The CRPOA Board has approved a payment of $100, the equivalent of the most recent Deer Harvest Special Assessment for 2015, to each property owner that volunteers the use of their land AND for which the property is actually utilized as a trapping site. For a site to work, it must meet the following conditions:

1.  Must be visible from a roadway to allow our trappers to trigger the release on the net after visually confirming presence of deer.

2. Must be fairly flat and free of objects such as trees and larger rocks for an area approximately 80-100 feet in diameter.

3. Vehicles must be able to get within 150 feet of the trapping site.

Once we have confirmed the site meets our terrain requirements, we will begin the process by mowing the area around where the net will be erected and a feeder will be installed to attract deer to this specific site. A number of these sites have already been prepped around the community if you would like to see what they look like. There are sites clearly visible from the road on Sun River, Verde Point and Rio Cordillera.
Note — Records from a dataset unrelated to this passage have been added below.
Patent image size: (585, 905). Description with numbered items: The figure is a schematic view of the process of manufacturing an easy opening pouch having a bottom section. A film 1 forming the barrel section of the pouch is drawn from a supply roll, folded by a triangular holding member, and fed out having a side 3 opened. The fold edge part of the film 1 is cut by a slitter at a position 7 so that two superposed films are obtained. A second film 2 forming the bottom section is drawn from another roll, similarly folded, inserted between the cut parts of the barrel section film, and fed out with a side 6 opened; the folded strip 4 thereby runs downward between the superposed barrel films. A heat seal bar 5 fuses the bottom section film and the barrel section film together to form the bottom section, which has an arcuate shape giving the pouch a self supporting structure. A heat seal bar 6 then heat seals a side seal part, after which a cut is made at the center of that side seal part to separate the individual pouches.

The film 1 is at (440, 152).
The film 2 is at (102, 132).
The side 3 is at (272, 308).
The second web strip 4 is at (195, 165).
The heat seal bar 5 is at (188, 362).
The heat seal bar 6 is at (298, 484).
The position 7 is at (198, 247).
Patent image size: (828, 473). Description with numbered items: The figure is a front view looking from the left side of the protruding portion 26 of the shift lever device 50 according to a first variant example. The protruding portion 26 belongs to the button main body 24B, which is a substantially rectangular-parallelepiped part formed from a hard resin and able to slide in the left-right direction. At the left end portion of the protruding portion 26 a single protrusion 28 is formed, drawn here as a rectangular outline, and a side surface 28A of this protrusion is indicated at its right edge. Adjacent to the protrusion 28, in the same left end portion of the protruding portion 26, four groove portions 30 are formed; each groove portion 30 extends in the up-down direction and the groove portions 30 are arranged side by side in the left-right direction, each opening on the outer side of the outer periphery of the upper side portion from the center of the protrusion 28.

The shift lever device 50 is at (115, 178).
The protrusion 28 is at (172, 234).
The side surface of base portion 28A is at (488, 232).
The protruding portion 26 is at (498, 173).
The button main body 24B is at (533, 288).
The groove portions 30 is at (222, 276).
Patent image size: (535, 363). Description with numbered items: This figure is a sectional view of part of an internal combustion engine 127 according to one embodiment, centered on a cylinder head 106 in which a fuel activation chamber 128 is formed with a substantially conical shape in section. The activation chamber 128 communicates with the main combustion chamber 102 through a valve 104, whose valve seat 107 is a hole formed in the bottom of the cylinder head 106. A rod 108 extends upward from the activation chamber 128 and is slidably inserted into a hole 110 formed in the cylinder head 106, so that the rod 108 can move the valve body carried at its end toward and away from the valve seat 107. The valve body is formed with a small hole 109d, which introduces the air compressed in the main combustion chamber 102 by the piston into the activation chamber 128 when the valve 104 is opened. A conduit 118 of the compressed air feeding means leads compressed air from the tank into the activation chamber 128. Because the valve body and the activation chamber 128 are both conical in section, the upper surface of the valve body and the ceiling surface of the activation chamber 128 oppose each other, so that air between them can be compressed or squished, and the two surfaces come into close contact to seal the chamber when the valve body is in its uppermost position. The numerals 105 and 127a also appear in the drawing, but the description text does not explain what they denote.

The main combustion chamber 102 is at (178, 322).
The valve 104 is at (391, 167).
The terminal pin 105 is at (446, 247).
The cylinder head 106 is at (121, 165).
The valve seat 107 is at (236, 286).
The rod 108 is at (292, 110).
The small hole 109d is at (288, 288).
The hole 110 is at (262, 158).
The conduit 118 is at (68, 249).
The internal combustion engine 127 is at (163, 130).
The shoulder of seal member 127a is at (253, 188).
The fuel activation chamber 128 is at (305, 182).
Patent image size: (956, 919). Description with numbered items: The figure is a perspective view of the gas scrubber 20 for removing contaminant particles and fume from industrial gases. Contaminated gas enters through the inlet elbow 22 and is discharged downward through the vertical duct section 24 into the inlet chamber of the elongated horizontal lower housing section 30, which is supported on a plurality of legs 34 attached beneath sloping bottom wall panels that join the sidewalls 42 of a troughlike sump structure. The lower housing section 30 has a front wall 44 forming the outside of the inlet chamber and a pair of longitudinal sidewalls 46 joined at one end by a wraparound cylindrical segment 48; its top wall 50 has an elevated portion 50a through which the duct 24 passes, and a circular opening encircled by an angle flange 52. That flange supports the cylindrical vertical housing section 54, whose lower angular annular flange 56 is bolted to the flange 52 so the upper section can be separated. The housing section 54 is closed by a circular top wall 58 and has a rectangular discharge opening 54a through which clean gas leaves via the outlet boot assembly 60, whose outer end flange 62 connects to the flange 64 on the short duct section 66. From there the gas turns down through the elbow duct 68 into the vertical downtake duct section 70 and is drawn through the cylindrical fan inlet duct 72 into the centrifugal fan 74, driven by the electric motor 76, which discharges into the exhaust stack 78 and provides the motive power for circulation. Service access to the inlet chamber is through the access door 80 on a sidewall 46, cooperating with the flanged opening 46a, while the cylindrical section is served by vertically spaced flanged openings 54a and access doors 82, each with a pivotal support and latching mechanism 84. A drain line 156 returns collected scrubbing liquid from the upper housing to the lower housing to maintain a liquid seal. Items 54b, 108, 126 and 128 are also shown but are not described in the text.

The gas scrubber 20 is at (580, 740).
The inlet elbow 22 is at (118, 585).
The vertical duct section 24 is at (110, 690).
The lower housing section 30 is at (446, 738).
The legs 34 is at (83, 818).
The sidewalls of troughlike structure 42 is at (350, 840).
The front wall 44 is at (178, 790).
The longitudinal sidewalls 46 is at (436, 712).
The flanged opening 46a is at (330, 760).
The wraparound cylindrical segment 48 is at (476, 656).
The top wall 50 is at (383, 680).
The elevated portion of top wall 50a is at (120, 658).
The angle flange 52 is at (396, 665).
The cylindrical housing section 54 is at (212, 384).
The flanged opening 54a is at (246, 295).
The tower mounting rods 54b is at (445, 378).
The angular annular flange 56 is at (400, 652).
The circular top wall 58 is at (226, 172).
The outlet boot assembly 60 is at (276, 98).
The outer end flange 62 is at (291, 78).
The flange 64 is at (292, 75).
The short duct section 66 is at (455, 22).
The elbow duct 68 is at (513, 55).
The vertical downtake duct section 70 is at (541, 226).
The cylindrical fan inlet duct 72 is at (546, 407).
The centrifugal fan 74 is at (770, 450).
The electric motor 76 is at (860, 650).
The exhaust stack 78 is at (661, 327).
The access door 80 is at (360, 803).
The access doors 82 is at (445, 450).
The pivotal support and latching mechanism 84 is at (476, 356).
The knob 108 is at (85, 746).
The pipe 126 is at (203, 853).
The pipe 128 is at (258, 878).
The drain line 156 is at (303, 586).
Lenny Tomasini, the CRPOA Maintenance Manager, along with Matt Haire, CRPOA Manager, attended the Deer Management Symposium at Texas State University in May of 2015. Several deer management methods were discussed at this symposium but the research re-affirmed that for the situation at Cordillera Ranch the TTP program is the best method to continue using when considering cost efficiency and effectiveness.  Under the agreement with the CRPOA Contractor, the POA pays $125 per white-tailed deer captured and $25 per deer to process. If the contractor fails to catch deer, they are not compensated. Any exotic deer caught in the net inadvertently may be sold by the contractor, with the CRPOA receiving 50 percent of the sale.

It should also be reminded that feeding deer on your property in Cordillera Ranch is prohibited (with the exception of properties being used for the TTP program). CRPOA staff will be more aggressively pursuing fines for those violating this rule as it is completely counter to the TTP efforts.

With a habitat the size of Cordillera Ranch and the limitations we have managing white-tailed deer (no hunting, no exterior high fence, etc.), it’s easy to understand why this issue is not a simple one.